Es verdad que en algunos momentos, y dentro del espíritu nítidamente elogioso que muestra Valenzuela hacia la figura y actuación de Zapatero, se espolvorean apuntes críticos. Este, dice el autor, no sabe trabajar en equipo ni repartir responsabilidades con orden y concierto, y es bueno en la corta distancia y en la visión estratégica pero no tiene una visión a medio plazo de los problemas, a meses vista, con lo cual puede acabar liquidándolos a matacaballo (como aconteció con el estatuto de Cataluña). Todo ello, según Valenzuela, es fruto de la sensación que transmite de disfrutar de una excesiva seguridad en sí mismo y una igualmente desmesurada confianza en su suerte, en su baraka. Pero esas gotas de acíbar están aisladas, no guardan relación con lo narrado en el resto del libro ni se deducen de lo que en él se explicita.
Valenzuela reserva un gran lujo de detalles, el grueso del texto, a su propia idea de una determinada política exterior, que identifica con la del mismo Zapatero. En ese rimero de análisis –sobre las prioritarias relaciones con Europa, América Latina o el Magreb, o sobre la guerra de Irak y las tormentas con Bush y sus neocons, o acerca de la necesidad de respetar la política interna de cada país, por distantes ideológicamente que se hallen sus dirigentes, sean estos Putin, Berlusconi o Buteflika, por ejemplo-, que no dejan de albergar interés por momentos, se consume el libro. Pero, ¿y Zapatero? ¿Dónde está? ¿Es un hombre que habla en privado como si se estuviera dirigiendo a la asamblea de la ONU? ¿Nunca cambia de registro? No lo creo, por su bien y el nuestro.

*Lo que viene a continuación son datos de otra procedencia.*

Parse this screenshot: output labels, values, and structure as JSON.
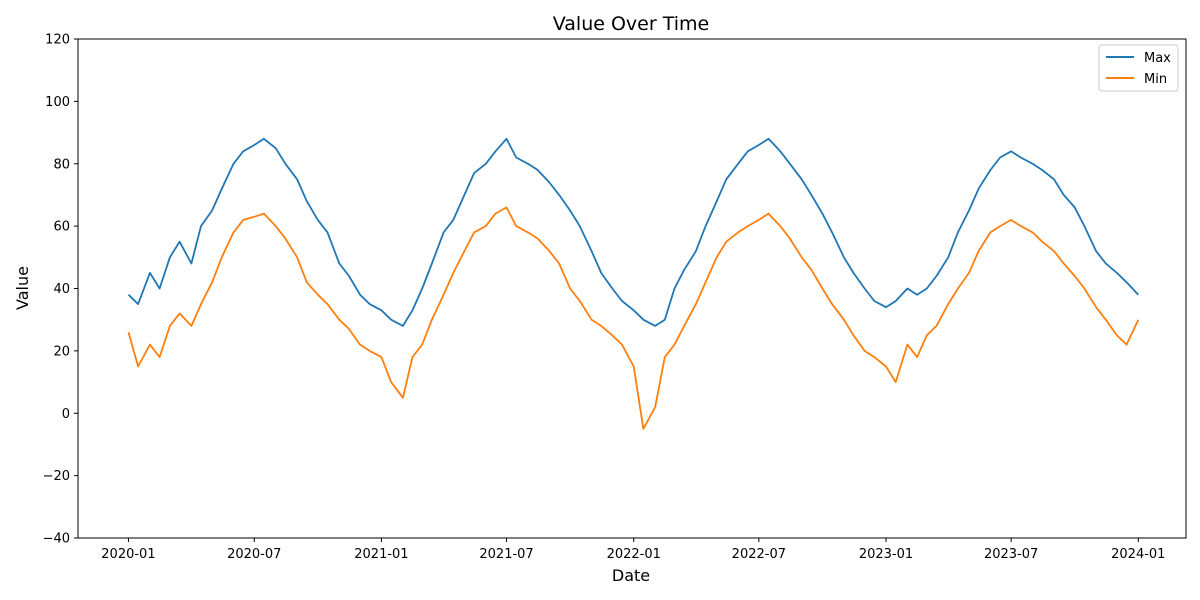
{
  "chart_data": {
    "type": "line",
    "title": "Value Over Time",
    "xlabel": "Date",
    "ylabel": "Value",
    "xlim": [
      "2019-10-20",
      "2024-03-10"
    ],
    "ylim": [
      -40,
      120
    ],
    "y_ticks": [
      -40,
      -20,
      0,
      20,
      40,
      60,
      80,
      100,
      120
    ],
    "y_tick_labels": [
      "−40",
      "−20",
      "0",
      "20",
      "40",
      "60",
      "80",
      "100",
      "120"
    ],
    "x_ticks": [
      "2020-01-01",
      "2020-07-01",
      "2021-01-01",
      "2021-07-01",
      "2022-01-01",
      "2022-07-01",
      "2023-01-01",
      "2023-07-01",
      "2024-01-01"
    ],
    "x_tick_labels": [
      "2020-01",
      "2020-07",
      "2021-01",
      "2021-07",
      "2022-01",
      "2022-07",
      "2023-01",
      "2023-07",
      "2024-01"
    ],
    "grid": false,
    "legend_position": "top-right",
    "x": [
      "2020-01-01",
      "2020-01-15",
      "2020-02-01",
      "2020-02-15",
      "2020-03-01",
      "2020-03-15",
      "2020-04-01",
      "2020-04-15",
      "2020-05-01",
      "2020-05-15",
      "2020-06-01",
      "2020-06-15",
      "2020-07-01",
      "2020-07-15",
      "2020-08-01",
      "2020-08-15",
      "2020-09-01",
      "2020-09-15",
      "2020-10-01",
      "2020-10-15",
      "2020-11-01",
      "2020-11-15",
      "2020-12-01",
      "2020-12-15",
      "2021-01-01",
      "2021-01-15",
      "2021-02-01",
      "2021-02-15",
      "2021-03-01",
      "2021-03-15",
      "2021-04-01",
      "2021-04-15",
      "2021-05-01",
      "2021-05-15",
      "2021-06-01",
      "2021-06-15",
      "2021-07-01",
      "2021-07-15",
      "2021-08-01",
      "2021-08-15",
      "2021-09-01",
      "2021-09-15",
      "2021-10-01",
      "2021-10-15",
      "2021-11-01",
      "2021-11-15",
      "2021-12-01",
      "2021-12-15",
      "2022-01-01",
      "2022-01-15",
      "2022-02-01",
      "2022-02-15",
      "2022-03-01",
      "2022-03-15",
      "2022-04-01",
      "2022-04-15",
      "2022-05-01",
      "2022-05-15",
      "2022-06-01",
      "2022-06-15",
      "2022-07-01",
      "2022-07-15",
      "2022-08-01",
      "2022-08-15",
      "2022-09-01",
      "2022-09-15",
      "2022-10-01",
      "2022-10-15",
      "2022-11-01",
      "2022-11-15",
      "2022-12-01",
      "2022-12-15",
      "2023-01-01",
      "2023-01-15",
      "2023-02-01",
      "2023-02-15",
      "2023-03-01",
      "2023-03-15",
      "2023-04-01",
      "2023-04-15",
      "2023-05-01",
      "2023-05-15",
      "2023-06-01",
      "2023-06-15",
      "2023-07-01",
      "2023-07-15",
      "2023-08-01",
      "2023-08-15",
      "2023-09-01",
      "2023-09-15",
      "2023-10-01",
      "2023-10-15",
      "2023-11-01",
      "2023-11-15",
      "2023-12-01",
      "2023-12-15",
      "2024-01-01"
    ],
    "series": [
      {
        "name": "Max",
        "color": "#1f77b4",
        "values": [
          38,
          35,
          45,
          40,
          50,
          55,
          48,
          60,
          65,
          72,
          80,
          84,
          86,
          88,
          85,
          80,
          75,
          68,
          62,
          58,
          48,
          44,
          38,
          35,
          33,
          30,
          28,
          33,
          40,
          48,
          58,
          62,
          70,
          77,
          80,
          84,
          88,
          82,
          80,
          78,
          74,
          70,
          65,
          60,
          52,
          45,
          40,
          36,
          33,
          30,
          28,
          30,
          40,
          46,
          52,
          60,
          68,
          75,
          80,
          84,
          86,
          88,
          84,
          80,
          75,
          70,
          64,
          58,
          50,
          45,
          40,
          36,
          34,
          36,
          40,
          38,
          40,
          44,
          50,
          58,
          65,
          72,
          78,
          82,
          84,
          82,
          80,
          78,
          75,
          70,
          66,
          60,
          52,
          48,
          45,
          42,
          38
        ]
      },
      {
        "name": "Min",
        "color": "#ff7f0e",
        "values": [
          26,
          15,
          22,
          18,
          28,
          32,
          28,
          35,
          42,
          50,
          58,
          62,
          63,
          64,
          60,
          56,
          50,
          42,
          38,
          35,
          30,
          27,
          22,
          20,
          18,
          10,
          5,
          18,
          22,
          30,
          38,
          45,
          52,
          58,
          60,
          64,
          66,
          60,
          58,
          56,
          52,
          48,
          40,
          36,
          30,
          28,
          25,
          22,
          15,
          -5,
          2,
          18,
          22,
          28,
          35,
          42,
          50,
          55,
          58,
          60,
          62,
          64,
          60,
          56,
          50,
          46,
          40,
          35,
          30,
          25,
          20,
          18,
          15,
          10,
          22,
          18,
          25,
          28,
          35,
          40,
          45,
          52,
          58,
          60,
          62,
          60,
          58,
          55,
          52,
          48,
          44,
          40,
          34,
          30,
          25,
          22,
          30
        ]
      }
    ]
  }
}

Únicamente nos está permitido asistir a la política espectáculo, a la que iluminan los focos, al universo tedioso de las ruedas de prensa y las declaraciones oficiales. Nunca oímos una palabra que no sea protocolaria, no atisbamos otra verdad, no se nos regala ni una charla off the record. Así que nada raro resulta, a la postre, que Valenzuela facilite un día en Barcelona a Chirac y Zapatero que, como es costumbre de hace mucho tiempo en Berlusconi, se maquillen antes de presentarse ante los medios. No sé por qué muestra Zapatero cierta renuencia. Por obra de Valenzuela, su maquillaje en este libro, como el del resto de dirigentes que aparecen, abarca mucho más que el rostro.